Bu noktacık (bana göre) "her yöne titreşerek" ya da bir bulutumsu alanı tarayarak- oluşturarak
bir bakıma bir kalp gibi atıyor. (Yani bir balonun iç basıncının inmesi-çıkması gibi ama çok hızlı.)
Bu şekilde sahip olduğu alanın dış sınırlarını tanımlıyor.
Enerji noktacığını en küçük "ısı" birimi olarak eşdeğerli ele alınca; ısının eğilimi, yayılım şekli, çevresiyle olan ilişkisi ve buna göre oluşmuş olan termodinamik kanunları , bu noktacığı ve paketçik halindeki durumlarını tanımlamakta faydalı oluyor.
Sizinle sanırım farklı ele aldığımız esas konu "tekillik kavramı".
Bence, bu " tek bir noktacık" ile bu sahip olduğu alan, evren açısından aynı nitelikte. Yani tekiller.
Çünkü tekilliği, boyutsuzluk olarak algılıyorum.
Boyutu ise enerjinin titreşim vektörü ile sahip olduğu alan.

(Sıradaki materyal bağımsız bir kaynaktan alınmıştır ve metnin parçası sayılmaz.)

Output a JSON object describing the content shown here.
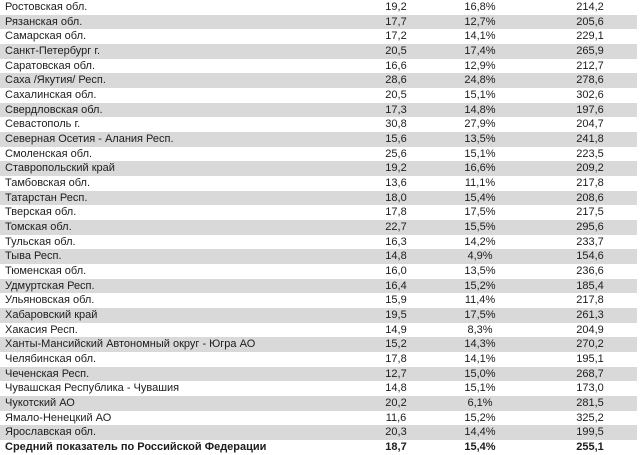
{
  "table": {
    "columns": [
      "region",
      "value1",
      "percent",
      "value3"
    ],
    "rows": [
      {
        "region": "Ростовская обл.",
        "value1": "19,2",
        "percent": "16,8%",
        "value3": "214,2"
      },
      {
        "region": "Рязанская обл.",
        "value1": "17,7",
        "percent": "12,7%",
        "value3": "205,6"
      },
      {
        "region": "Самарская обл.",
        "value1": "17,2",
        "percent": "14,1%",
        "value3": "229,1"
      },
      {
        "region": "Санкт-Петербург г.",
        "value1": "20,5",
        "percent": "17,4%",
        "value3": "265,9"
      },
      {
        "region": "Саратовская обл.",
        "value1": "16,6",
        "percent": "12,9%",
        "value3": "212,7"
      },
      {
        "region": "Саха /Якутия/ Респ.",
        "value1": "28,6",
        "percent": "24,8%",
        "value3": "278,6"
      },
      {
        "region": "Сахалинская обл.",
        "value1": "20,5",
        "percent": "15,1%",
        "value3": "302,6"
      },
      {
        "region": "Свердловская обл.",
        "value1": "17,3",
        "percent": "14,8%",
        "value3": "197,6"
      },
      {
        "region": "Севастополь г.",
        "value1": "30,8",
        "percent": "27,9%",
        "value3": "204,7"
      },
      {
        "region": "Северная Осетия - Алания Респ.",
        "value1": "15,6",
        "percent": "13,5%",
        "value3": "241,8"
      },
      {
        "region": "Смоленская обл.",
        "value1": "25,6",
        "percent": "15,1%",
        "value3": "223,5"
      },
      {
        "region": "Ставропольский край",
        "value1": "19,2",
        "percent": "16,6%",
        "value3": "209,2"
      },
      {
        "region": "Тамбовская обл.",
        "value1": "13,6",
        "percent": "11,1%",
        "value3": "217,8"
      },
      {
        "region": "Татарстан Респ.",
        "value1": "18,0",
        "percent": "15,4%",
        "value3": "208,6"
      },
      {
        "region": "Тверская обл.",
        "value1": "17,8",
        "percent": "17,5%",
        "value3": "217,5"
      },
      {
        "region": "Томская обл.",
        "value1": "22,7",
        "percent": "15,5%",
        "value3": "295,6"
      },
      {
        "region": "Тульская обл.",
        "value1": "16,3",
        "percent": "14,2%",
        "value3": "233,7"
      },
      {
        "region": "Тыва Респ.",
        "value1": "14,8",
        "percent": "4,9%",
        "value3": "154,6"
      },
      {
        "region": "Тюменская обл.",
        "value1": "16,0",
        "percent": "13,5%",
        "value3": "236,6"
      },
      {
        "region": "Удмуртская Респ.",
        "value1": "16,4",
        "percent": "15,2%",
        "value3": "185,4"
      },
      {
        "region": "Ульяновская обл.",
        "value1": "15,9",
        "percent": "11,4%",
        "value3": "217,8"
      },
      {
        "region": "Хабаровский край",
        "value1": "19,5",
        "percent": "17,5%",
        "value3": "261,3"
      },
      {
        "region": "Хакасия Респ.",
        "value1": "14,9",
        "percent": "8,3%",
        "value3": "204,9"
      },
      {
        "region": "Ханты-Мансийский Автономный округ - Югра АО",
        "value1": "15,2",
        "percent": "14,3%",
        "value3": "270,2"
      },
      {
        "region": "Челябинская обл.",
        "value1": "17,8",
        "percent": "14,1%",
        "value3": "195,1"
      },
      {
        "region": "Чеченская Респ.",
        "value1": "12,7",
        "percent": "15,0%",
        "value3": "268,7"
      },
      {
        "region": "Чувашская Республика - Чувашия",
        "value1": "14,8",
        "percent": "15,1%",
        "value3": "173,0"
      },
      {
        "region": "Чукотский АО",
        "value1": "20,2",
        "percent": "6,1%",
        "value3": "281,5"
      },
      {
        "region": "Ямало-Ненецкий АО",
        "value1": "11,6",
        "percent": "15,2%",
        "value3": "325,2"
      },
      {
        "region": "Ярославская обл.",
        "value1": "20,3",
        "percent": "14,4%",
        "value3": "199,5"
      }
    ],
    "summary_row": {
      "region": "Средний показатель по Российской Федерации",
      "value1": "18,7",
      "percent": "15,4%",
      "value3": "255,1"
    }
  },
  "colors": {
    "stripe": "#d9d9d9",
    "row_background": "#ffffff",
    "text": "#1d1d1d"
  }
}
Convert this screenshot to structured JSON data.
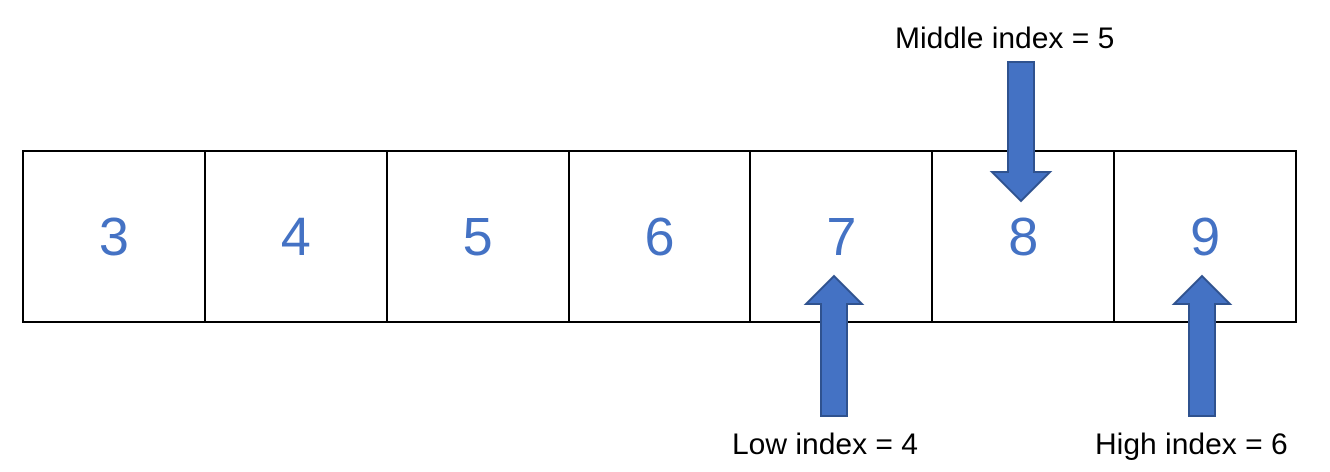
{
  "array": {
    "values": [
      "3",
      "4",
      "5",
      "6",
      "7",
      "8",
      "9"
    ]
  },
  "pointers": {
    "middle": "Middle index = 5",
    "low": "Low index = 4",
    "high": "High index = 6"
  },
  "colors": {
    "value_text": "#4472C4",
    "arrow_fill": "#4472C4",
    "arrow_stroke": "#2F528F",
    "cell_border": "#000000"
  }
}
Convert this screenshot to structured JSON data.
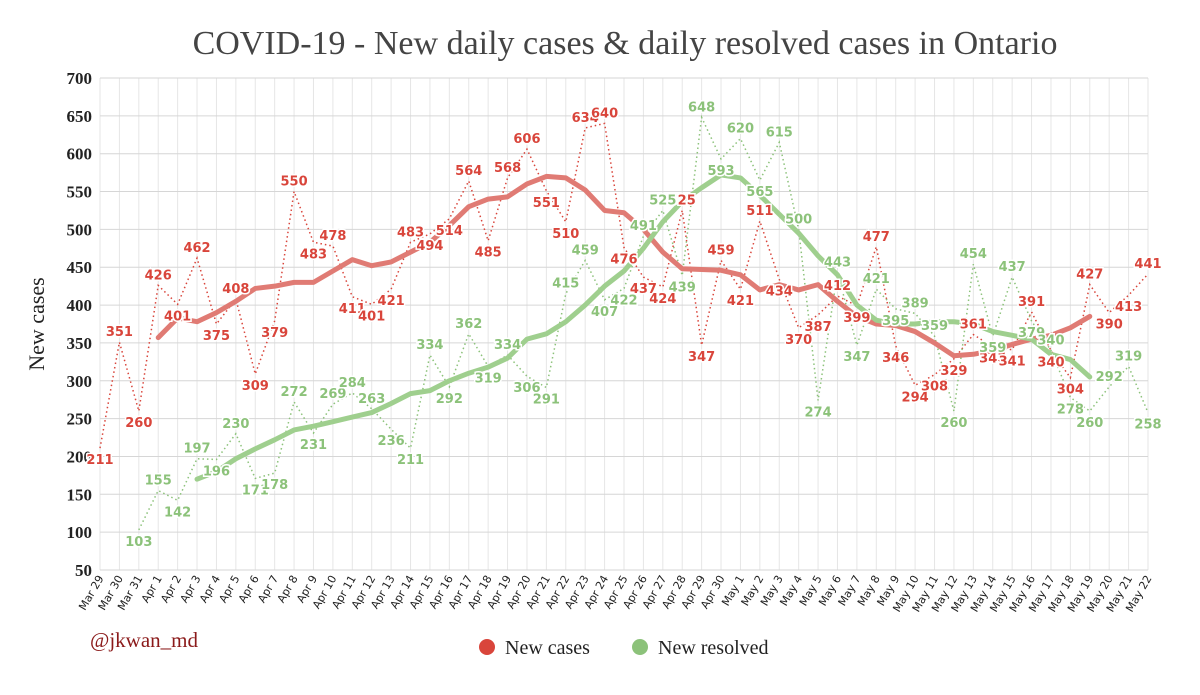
{
  "chart_data": {
    "type": "line",
    "title": "COVID-19 - New daily cases & daily resolved cases in Ontario",
    "y_label": "New cases",
    "credit": "@jkwan_md",
    "categories": [
      "Mar 29",
      "Mar 30",
      "Mar 31",
      "Apr 1",
      "Apr 2",
      "Apr 3",
      "Apr 4",
      "Apr 5",
      "Apr 6",
      "Apr 7",
      "Apr 8",
      "Apr 9",
      "Apr 10",
      "Apr 11",
      "Apr 12",
      "Apr 13",
      "Apr 14",
      "Apr 15",
      "Apr 16",
      "Apr 17",
      "Apr 18",
      "Apr 19",
      "Apr 20",
      "Apr 21",
      "Apr 22",
      "Apr 23",
      "Apr 24",
      "Apr 25",
      "Apr 26",
      "Apr 27",
      "Apr 28",
      "Apr 29",
      "Apr 30",
      "May 1",
      "May 2",
      "May 3",
      "May 4",
      "May 5",
      "May 6",
      "May 7",
      "May 8",
      "May 9",
      "May 10",
      "May 11",
      "May 12",
      "May 13",
      "May 14",
      "May 15",
      "May 16",
      "May 17",
      "May 18",
      "May 19",
      "May 20",
      "May 21",
      "May 22"
    ],
    "series": [
      {
        "name": "New cases",
        "color": "#d9453b",
        "trend_color": "#e07b74",
        "values": [
          211,
          351,
          260,
          426,
          401,
          462,
          375,
          408,
          309,
          379,
          550,
          483,
          478,
          411,
          401,
          421,
          483,
          494,
          514,
          564,
          485,
          568,
          606,
          551,
          510,
          634,
          640,
          476,
          437,
          424,
          525,
          347,
          459,
          421,
          511,
          434,
          370,
          387,
          412,
          399,
          477,
          346,
          294,
          308,
          329,
          361,
          345,
          341,
          391,
          340,
          304,
          427,
          390,
          413,
          441
        ],
        "trend": [
          null,
          null,
          null,
          357,
          383,
          378,
          390,
          405,
          422,
          425,
          430,
          430,
          445,
          460,
          452,
          457,
          470,
          483,
          505,
          530,
          540,
          543,
          560,
          570,
          568,
          552,
          525,
          522,
          500,
          470,
          448,
          447,
          446,
          440,
          420,
          427,
          420,
          427,
          405,
          385,
          375,
          373,
          365,
          350,
          333,
          335,
          340,
          348,
          355,
          360,
          370,
          385,
          null,
          null,
          null
        ]
      },
      {
        "name": "New resolved",
        "color": "#8cc27a",
        "trend_color": "#9fcf8e",
        "values": [
          null,
          null,
          103,
          155,
          142,
          197,
          196,
          230,
          171,
          178,
          272,
          231,
          269,
          284,
          263,
          236,
          211,
          334,
          292,
          362,
          319,
          334,
          306,
          291,
          415,
          459,
          407,
          422,
          491,
          525,
          439,
          648,
          593,
          620,
          565,
          615,
          500,
          274,
          443,
          347,
          421,
          395,
          389,
          359,
          260,
          454,
          359,
          437,
          379,
          340,
          278,
          260,
          292,
          319,
          258
        ],
        "trend": [
          null,
          null,
          null,
          null,
          null,
          170,
          180,
          197,
          210,
          222,
          235,
          240,
          246,
          252,
          258,
          270,
          283,
          287,
          300,
          310,
          318,
          330,
          355,
          362,
          378,
          400,
          425,
          445,
          475,
          510,
          537,
          555,
          572,
          568,
          545,
          520,
          495,
          465,
          440,
          400,
          380,
          375,
          375,
          378,
          378,
          375,
          365,
          360,
          355,
          335,
          328,
          305,
          null,
          null,
          null
        ]
      }
    ],
    "ylim": [
      50,
      700
    ],
    "yticks": [
      50,
      100,
      150,
      200,
      250,
      300,
      350,
      400,
      450,
      500,
      550,
      600,
      650,
      700
    ],
    "grid": true
  }
}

(Burada sizin daha önce, "boyutlarla ilgili olarak 1 yerine 2 veya 2 yerine 3 boyutlu algılama" şeklinde olan yaklaşımınıza çok benzer şekilde en başta tanımladığım bu bize göre 3 boyutlu küresel alanı, boyutsuz tekil olarak da ele alıyorum.)
Şöyle ki; eğer boyut enerjinin titreşiminin vektörel alanı ise, enerjinin hiç titreşmemesi durumuna tekillik diyoruz.
Bu durumda iken "enerji noktacığının" çevresi ile olan ilişkisi eşit ve homojendir. Her yöne eşittir.
Enerji noktacığının titreşim ile paketçik haline dönüşmesi durumunda bile, paketçiğin etrafı ile olan ilişkisi eşit mesafeli ve homojendir.
Yani nokta olarak aynı durumda olacak şekilde daha büyük bir nokta olmuştur, sadece...
Bir bakıma sonsuz boyutlu olmak ile hiç boyutlu olmamak aynı şey gibi. Tekillik oluyor.
Bu mantıksız olmamalı çünkü evrenimiz bu döngülerle sonsuzluk-tekillik dengesini kuruyor gibi.
Özellikle "negatif enerji" konulu değerlendirmeler(imiz)den sonra.
Boyut kavramı, bu enerji noktacığının -paketçiğinin titreşim-hareket yönlerinden bir ya da bir kaçı baskın ve diğerlerinden farklı olunca söz konusu oluyor.
Bu da sanırım hareket-ivme esnasına mümkün olup, ortaya çıkıyor.
İşte bu nedenle de bu dokuyu oluşturan paketçiklerin genişlemesine rağmen, bizim açımızdan hala tekil olduklarını düşünüyorum.
Büyük patlama öncesi veya karadelik içi tekillikten fakları, onlar sıkıştırılmış. Belki de hiç alan kalmamış iken (negatif enerji potansiyeli var iken), dokuyu oluşturanlar bu negatiflikten sağlanan potansiyeli kullanmış, nötr hallerinde (mutlak sıfırda) olabilirler...
Boyut konusunda bir diğer nokta da; bu paketçikler açısından boyut bir anlam içermemeli. Çünkü bizim bildiğimiz boyutlar, bunların bir araya gelerek oluşturduğu hem doku, hem de kütleli parçacıklar açısından önemli oluyor.
Yani "tek bir su molekülü için", içinde bulunduğu gölün hangi durumda olduğu ne kadar önemliyse, boyutlarda paketçikler için o kadar önemli olabilir.
Su kaynamış, donmuş, dalgalı fark etmez, molekülü sadece enerji düzeyindeki (titreşim) alanı ilgilendirir.